# Dad Gets Another Good One



## Fish4Food (Mar 20, 2006)

Here are some pictures of the buck my dad killed while hunting a cut corn field, during the extended gun season, 12 scorable points, with three broken kickers. I thought last year's "Unicorn Buck" was gonna be hard to beat, but I guess not for my dad.


----------



## Fish-N-Fool (Apr 12, 2004)

Nice buck:! - looks to have a real nice sized body on him as well!


----------



## bkr43050 (Apr 5, 2004)

Careful! I think he is just sleeping!! I don't see any holes in him.

That is a great looking buck by the way. Congrats to your dad.


----------



## Fish4Food (Mar 20, 2006)

haha, yea he actually put a perfect heart shot on it, the buck was only about 30 yards, I did some retouching on the computer, and took out the entry hole, makes for a better picture


----------



## bkr43050 (Apr 5, 2004)

Fish4Food said:


> haha, yea he actually put a perfect heart shot on it, the buck was only about 30 yards, I did some retouching on the computer, and took out the entry hole, makes for a better picture


Now that you mention the photo touch-up I looked closer at the large picture. I think I actually see the spot. It looks like he took the shoulder out in the process.


----------



## swantucky (Dec 21, 2004)

Very nice buck!!


----------



## Fish4Food (Mar 20, 2006)

yea, I just did a quick cover up you can still see a little discolored area, where its not a perfect match, he actually shot the deer at an angle where the bullet missed the shoulder, and the buck still ran about 80 yards before dropping.


----------



## Fishstix (Aug 16, 2005)

That's a great buck!
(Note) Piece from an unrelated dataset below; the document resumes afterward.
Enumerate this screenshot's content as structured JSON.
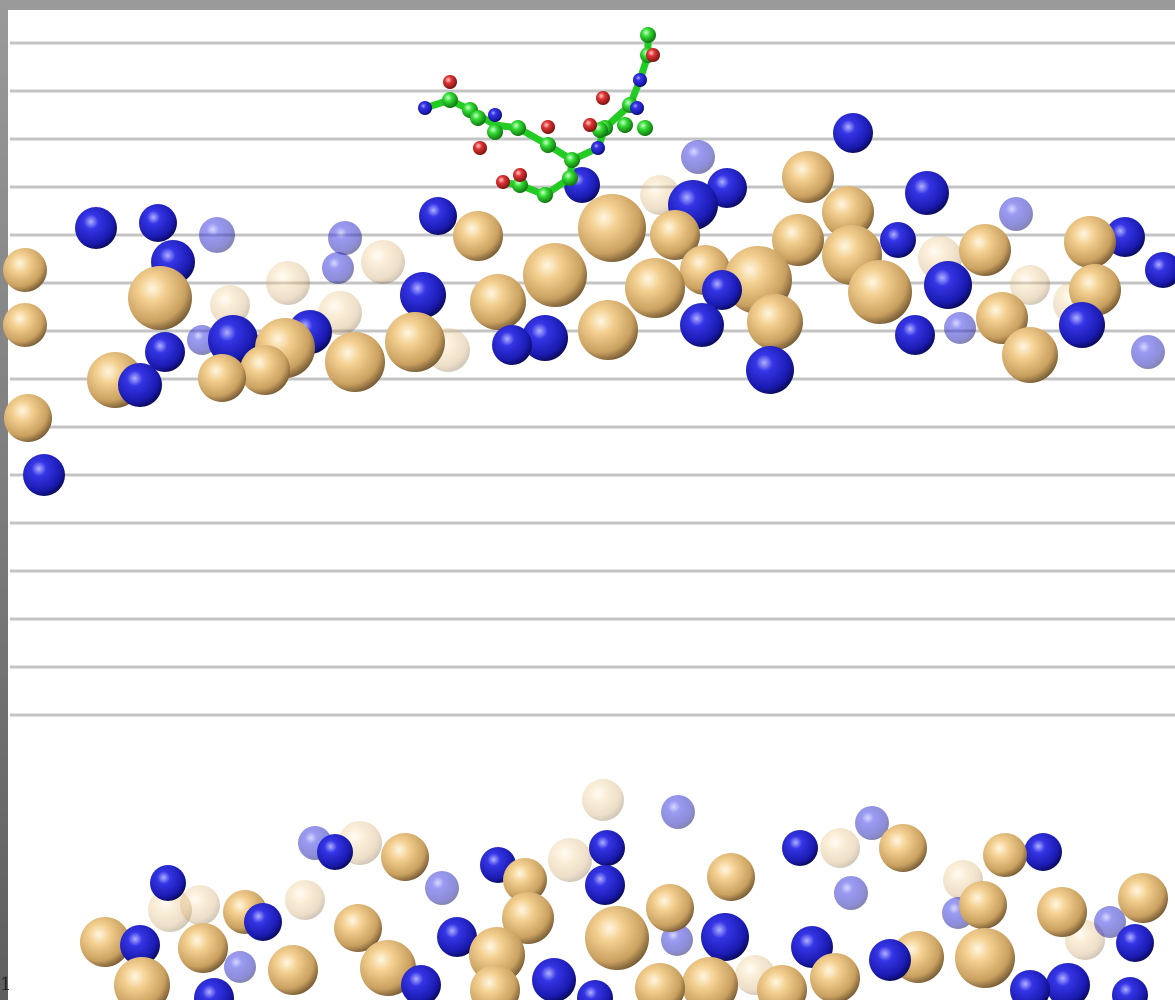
{
  "corner_label": "1"
}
What county did this buck come out of?


----------



## Kyfisherman1 (Mar 22, 2007)

now that is a nice buck!


----------



## Fish4Food (Mar 20, 2006)

thanks, that buck was taken in Portage county


----------



## Got One (May 26, 2006)

GREAT buck !!! Congrats to Dad....


----------



## chase845 (Nov 2, 2005)

awesome buck! 160s?


----------



## martinconcrete (Feb 4, 2006)

Where did he hit him I dont see any holes. That driving snow brings back some cold memories for sure. Great buck!


----------



## Fish4Food (Mar 20, 2006)

I don't think the buck will score very high actually. I'm not sure how the kickers will be scored, but it will have alot of deductions. The shot was a perfect heart shot, the bullet hole was covered with a little photo editting, thanks everyone


----------



## Kyfisherman1 (Mar 22, 2007)

Fish4Food said:


> I don't think the buck will score very high actually. I'm not sure how the kickers will be scored, but it will have alot of deductions. The shot was a perfect heart shot, the bullet hole was covered with a little photo editting, thanks everyone


that buck is at least in the 160's..... good mass and good tine length


deductions? who cares? that deer grew every inch of those horns, to deduct is non-sense, tell us what his gross score comes out to be?

I'll guess 167

can't beleive you don't think it will score good


----------



## WISH IT WAS YOU (Jul 25, 2006)

omg what a nice buck your dad should be proud and idk that unicorn was crazy looken


----------



## Fish4Food (Mar 20, 2006)

Kyfisherman1 said:


> that buck is at least in the 160's..... good mass and good tine length
> 
> 
> deductions? who cares? that deer grew every inch of those horns, to deduct is non-sense, tell us what his gross score comes out to be?
> ...


haha, tell that to the guys with Ohio Big Buck, I have been around deer scoring my whole life, the pictures make it look a little better than it really is. This buck will probably not net more than 145, it is just too unsymetrical


----------



## Kyfisherman1 (Mar 22, 2007)

net score? heck with that....... i like the if he grows it, it counts method lol

Maybe the pic is making him look better, before editing my post i guessed he would gross 158, then started lookin again and was like dang he might go another 10 lol


----------



## BuckHunter10 (Jan 16, 2007)

awesome buck man that thing is a brute congrats


----------



## chase845 (Nov 2, 2005)

Awesome deer no matter what he scores.


----------



## Fish4Food (Mar 20, 2006)

Unofficial scores are in!!! Now this is just a rough score thrown together by a friend of mine and myself, but we scored the buck at a gross of 162 3/8. And a net of 148. I will be curious to see how close we actually were when we have the buck officially measured at the Ohio Deer and Turkey Expo.


----------



## JK1912 (Jun 11, 2005)

that is a real nice looking buck wish i was out more this year well its not over yet


----------



## Hatchet Jack (Jan 15, 2008)

thanks everyone


----------